Es ist ein gutes Zeichen, dass die Fadenalgen dort wachsen, wo Pflanzen gesetzt wurden und der Filterauslauf ist. Dann sind dort zumindest bodennah ausreichend Nährstoffe, so dass die Pflanzen gedeihen können. Es kann auch sein, dass das Algenwachstum das Pflanzenwachstum behindert. Die besten Gegenmittel dagegen werden vermutlich Geduld, manuelles Entfernen und möglicherweise ein paar Pflanzen mehr sein. 
Die Größe Deines Teichs und die Tatsache, dass Du auch selber darin schwimmst, werden Dich wohl schon davon abhalten, irgendwelche Mittelchen zur Algenunterdrückung hineinzuschütten. Diese beseitigen halt nicht die Ursachen. Läßt deren Wirkung nach, so ist das Algenwachstum im besten Fall genau so wie vorher (wenn nicht schlimmer). 
Mein Ziel ist es, ohne große Eingriffe ein System zu bekommen, das mir gefällt. Diesem Punkt scheinst Du schon recht nahe zu sein. Zeig' uns doch mal ein paar Bilder vom Objekt... .


----------



## lotta (3. Sep. 2014)

Hi Ihr
Ich wiederhole mich sicher,

aber mit einer guten "Eigenbaufiltertonne",
braucht man so gar keine Mittelchen!

Teichwasser ist klar , das ganze Jahr...
und die paar Fadenalgen, kann man ja locker händisch entfernen.
 


Und hier gehts zum "Tonnenlink":
https://www.hobby-gartenteich.de/xf/threads/mein-tonnenfilter.42832/
Gruß Bine


----------



## Autumnx (4. Sep. 2014)

Guten Morgen,

Fische habe ich keine im Teich. Alles Mögliche an Amphibien und Insekten habe ich schon entdeckt.
Mittelchen zur Verbesserung möchte ich keine nehmen.

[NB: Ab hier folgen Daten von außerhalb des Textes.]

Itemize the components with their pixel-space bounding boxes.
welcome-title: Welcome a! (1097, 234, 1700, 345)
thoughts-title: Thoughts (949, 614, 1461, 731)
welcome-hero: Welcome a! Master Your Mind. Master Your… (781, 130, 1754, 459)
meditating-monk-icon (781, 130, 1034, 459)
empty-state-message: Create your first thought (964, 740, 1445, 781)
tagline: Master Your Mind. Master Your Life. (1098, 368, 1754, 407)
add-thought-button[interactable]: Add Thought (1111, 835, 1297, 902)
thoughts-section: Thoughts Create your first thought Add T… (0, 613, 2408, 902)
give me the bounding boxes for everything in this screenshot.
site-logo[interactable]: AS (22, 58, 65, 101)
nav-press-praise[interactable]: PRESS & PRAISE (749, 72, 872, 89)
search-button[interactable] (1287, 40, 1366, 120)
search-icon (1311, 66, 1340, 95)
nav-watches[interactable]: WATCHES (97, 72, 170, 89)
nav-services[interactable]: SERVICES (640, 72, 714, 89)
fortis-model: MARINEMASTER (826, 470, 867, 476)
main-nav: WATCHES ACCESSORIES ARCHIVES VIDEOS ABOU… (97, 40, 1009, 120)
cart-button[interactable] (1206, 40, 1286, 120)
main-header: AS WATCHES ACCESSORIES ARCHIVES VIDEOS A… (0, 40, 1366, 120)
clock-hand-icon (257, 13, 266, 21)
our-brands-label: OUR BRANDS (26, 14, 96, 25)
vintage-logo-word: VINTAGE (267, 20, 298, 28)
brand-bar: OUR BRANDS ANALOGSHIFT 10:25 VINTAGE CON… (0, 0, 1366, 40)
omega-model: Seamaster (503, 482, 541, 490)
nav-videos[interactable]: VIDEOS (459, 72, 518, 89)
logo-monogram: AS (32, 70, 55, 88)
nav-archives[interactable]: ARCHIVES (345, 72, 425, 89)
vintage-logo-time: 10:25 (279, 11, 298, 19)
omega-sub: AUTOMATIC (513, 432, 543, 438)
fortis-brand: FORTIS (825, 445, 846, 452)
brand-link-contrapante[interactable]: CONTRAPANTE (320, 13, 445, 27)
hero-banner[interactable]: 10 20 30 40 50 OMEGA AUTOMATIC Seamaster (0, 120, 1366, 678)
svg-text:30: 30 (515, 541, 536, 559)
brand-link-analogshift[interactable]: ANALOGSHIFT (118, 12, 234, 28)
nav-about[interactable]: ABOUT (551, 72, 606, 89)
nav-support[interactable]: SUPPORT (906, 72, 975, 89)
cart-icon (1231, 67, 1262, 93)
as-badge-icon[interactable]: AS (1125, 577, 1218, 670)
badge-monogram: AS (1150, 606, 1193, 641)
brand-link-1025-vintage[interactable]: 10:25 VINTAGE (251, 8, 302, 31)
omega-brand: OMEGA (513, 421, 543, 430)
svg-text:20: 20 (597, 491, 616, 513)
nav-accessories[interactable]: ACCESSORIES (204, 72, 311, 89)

Ich will im Frühjahr auf jeden fall noch weitere Pflanzen einbringen. Momentan mache ich mir nur um meine bestehenden Pflanzen Sorgen. Vor allem um die Unterwasserpflanzen und Seerosen.

Der Teich ist auch noch nicht fertig... Sieht hier und da wie auf einer Baustelle aus, aber das wird in nächster Zeit noch...  Erst einmal probieren wie es richtig funktioniert...

So... Jetzt aber erst einmal ein paar Bilder... (bei ein paar Bildern waren die Pumpen aus, daher auch ein trockener Bachlauf und keine klare Oberfläche)


----------



## muh.gp (4. Sep. 2014)

Aber Hallo, was für ein Gewässer! Echt Top!

Grüße,
Holger


----------



## krallowa (4. Sep. 2014)

Sehr schöne Anlage, Respekt, aber sehr sonnig gelegen.
Algen lieben Sonne.
Schattenbringende Pflanzen oder aber auch ein Sonnensegel können da schon helfen.
Ansonsten Geduld und der Natur vertrauen.


----------



## Knoblauchkröte (4. Sep. 2014)

krallowa schrieb:


> Sehr schöne Anlage, Respekt, aber sehr sonnig gelegen.
> Algen lieben Sonne.
> Schattenbringende Pflanzen oder aber auch ein Sonnensegel können da schon helfen.



Hi,

wenn sonnige Standorte liebenden Algen das Licht entzogen wird machen sich dann mitunter Algenarten breit die Halbschatten/Schatten bevorzugen. So welche gibt's nämlich auch

MfG Frank


----------



## Limnos (4. Sep. 2014)

Hi

 jolantha Wolfgang -- Wo hast Du was von Fischen gelesen ?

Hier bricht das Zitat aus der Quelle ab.